Learning Substance

This post contains three projects that I have been working on in an effort to learn more about the Substance Suit. The first project was using Substance Designer to generate some basic procedural textures including a rust material and a metal plat material. The second was to texture a lantern object using Substance Designer. The third and biggest project was texturing a sci-fi space suit.

Lantern Project

This was a fun project and comes from a tutorial series by Algorithmic. It was a great way to learn the basics of Substance Painter. You use a lot of the basic materials that come with Substance such as paint and rust. I really had a fun time using the basic to paint on and off different materials. There is something so satisfying about moving your brush and material with the depth and different specular properties just appearing.

Lantern Project

Space Suit

I found this one on Udemy, which I often find very hit or miss. The author supplies you with the model and from there takes you through his process. My main take away from this tutorial series was that you should just apply a material and then using masking to determine where the material shows up. If you instead paint a material onto the model then it will be more difficult to adjust later.

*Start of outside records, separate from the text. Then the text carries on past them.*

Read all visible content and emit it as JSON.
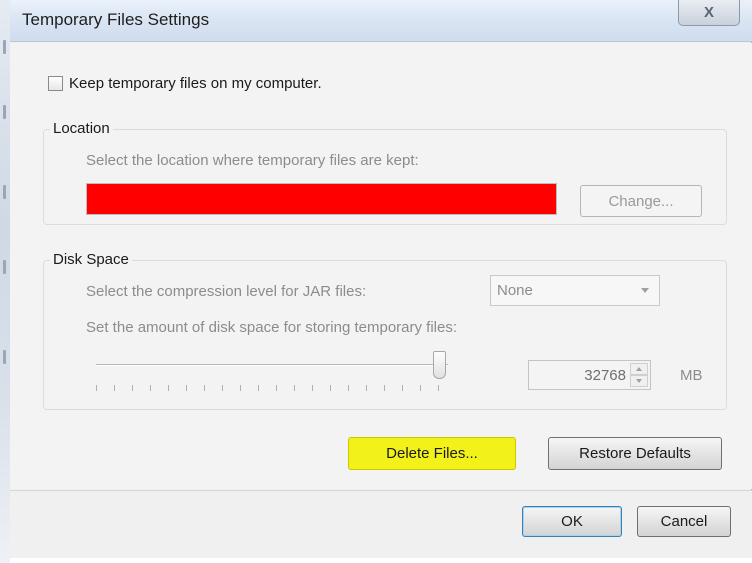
{
  "window": {
    "title": "Temporary Files Settings",
    "close_glyph": "X"
  },
  "keep_files": {
    "label": "Keep temporary files on my computer.",
    "checked": false
  },
  "location": {
    "group_title": "Location",
    "description": "Select the location where temporary files are kept:",
    "path_value": "",
    "change_label": "Change..."
  },
  "disk_space": {
    "group_title": "Disk Space",
    "compression_label": "Select the compression level for JAR files:",
    "compression_value": "None",
    "amount_label": "Set the amount of disk space for storing temporary files:",
    "size_value": "32768",
    "unit": "MB"
  },
  "actions": {
    "delete_label": "Delete Files...",
    "restore_label": "Restore Defaults"
  },
  "footer": {
    "ok_label": "OK",
    "cancel_label": "Cancel"
  },
  "colors": {
    "highlight": "#f2f21a",
    "redacted_field": "#ff0000"
  }
}
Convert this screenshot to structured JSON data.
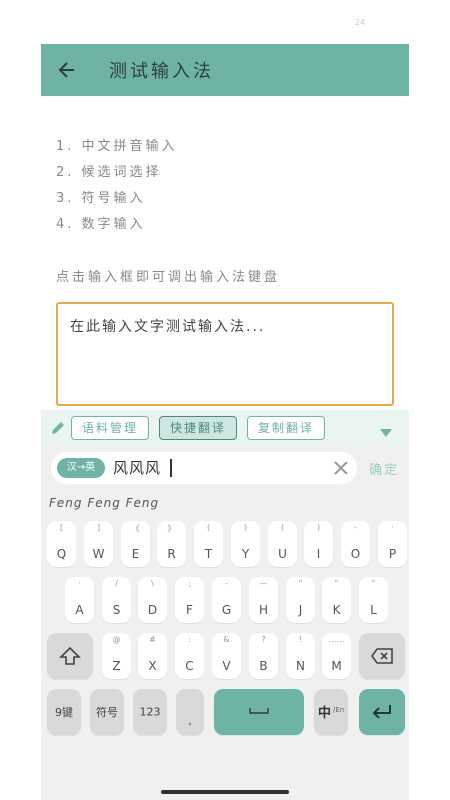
{
  "status": {
    "indicator": "24"
  },
  "appbar": {
    "title": "测试输入法",
    "back_icon": "arrow-left-icon"
  },
  "features": [
    "1. 中文拼音输入",
    "2. 候选词选择",
    "3. 符号输入",
    "4. 数字输入"
  ],
  "hint": "点击输入框即可调出输入法键盘",
  "textbox": {
    "placeholder": "在此输入文字测试输入法..."
  },
  "toolbar": {
    "buttons": [
      "语料管理",
      "快捷翻译",
      "复制翻译"
    ],
    "active": "快捷翻译"
  },
  "translate": {
    "badge": "汉→英",
    "text": "风风风",
    "confirm": "确定"
  },
  "candidate": "Feng Feng Feng",
  "rows": {
    "row1": [
      {
        "sym": "[",
        "key": "Q"
      },
      {
        "sym": "]",
        "key": "W"
      },
      {
        "sym": "《",
        "key": "E"
      },
      {
        "sym": "》",
        "key": "R"
      },
      {
        "sym": "(",
        "key": "T"
      },
      {
        "sym": ")",
        "key": "Y"
      },
      {
        "sym": "(",
        "key": "U"
      },
      {
        "sym": ")",
        "key": "I"
      },
      {
        "sym": "-",
        "key": "O"
      },
      {
        "sym": "·",
        "key": "P"
      }
    ],
    "row2": [
      {
        "sym": "·",
        "key": "A"
      },
      {
        "sym": "/",
        "key": "S"
      },
      {
        "sym": "\\",
        "key": "D"
      },
      {
        "sym": ";",
        "key": "F"
      },
      {
        "sym": "-",
        "key": "G"
      },
      {
        "sym": "—",
        "key": "H"
      },
      {
        "sym": "\"",
        "key": "J"
      },
      {
        "sym": "\"",
        "key": "K"
      },
      {
        "sym": "\"",
        "key": "L"
      }
    ],
    "row3": [
      {
        "sym": "@",
        "key": "Z"
      },
      {
        "sym": "#",
        "key": "X"
      },
      {
        "sym": ":",
        "key": "C"
      },
      {
        "sym": "&",
        "key": "V"
      },
      {
        "sym": "?",
        "key": "B"
      },
      {
        "sym": "!",
        "key": "N"
      },
      {
        "sym": "……",
        "key": "M"
      }
    ]
  },
  "bottom": {
    "key9": "9键",
    "symbols": "符号",
    "num": "123",
    "comma": ",",
    "lang_main": "中",
    "lang_sub": "/En"
  },
  "colors": {
    "accent": "#6fb3a7",
    "border": "#e8a849"
  }
}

Something I found interesting was the how the textures showed up differently in Maya with Arnold than in IRay which comes with Substance. I didn’t expect them to be exactly the same, but the height maps and specular really required some tweaking to work.

Substance Designer Materials

This is the first project I completed with Substance. It was another tutorial series from Algorithmic themselves. I created a couple of different basic materials with parametric properties. I found it really similar to working in Nuke since they both use a node structure. I found myself using a lot of noise textures which once again is similar to how I work in Nuke.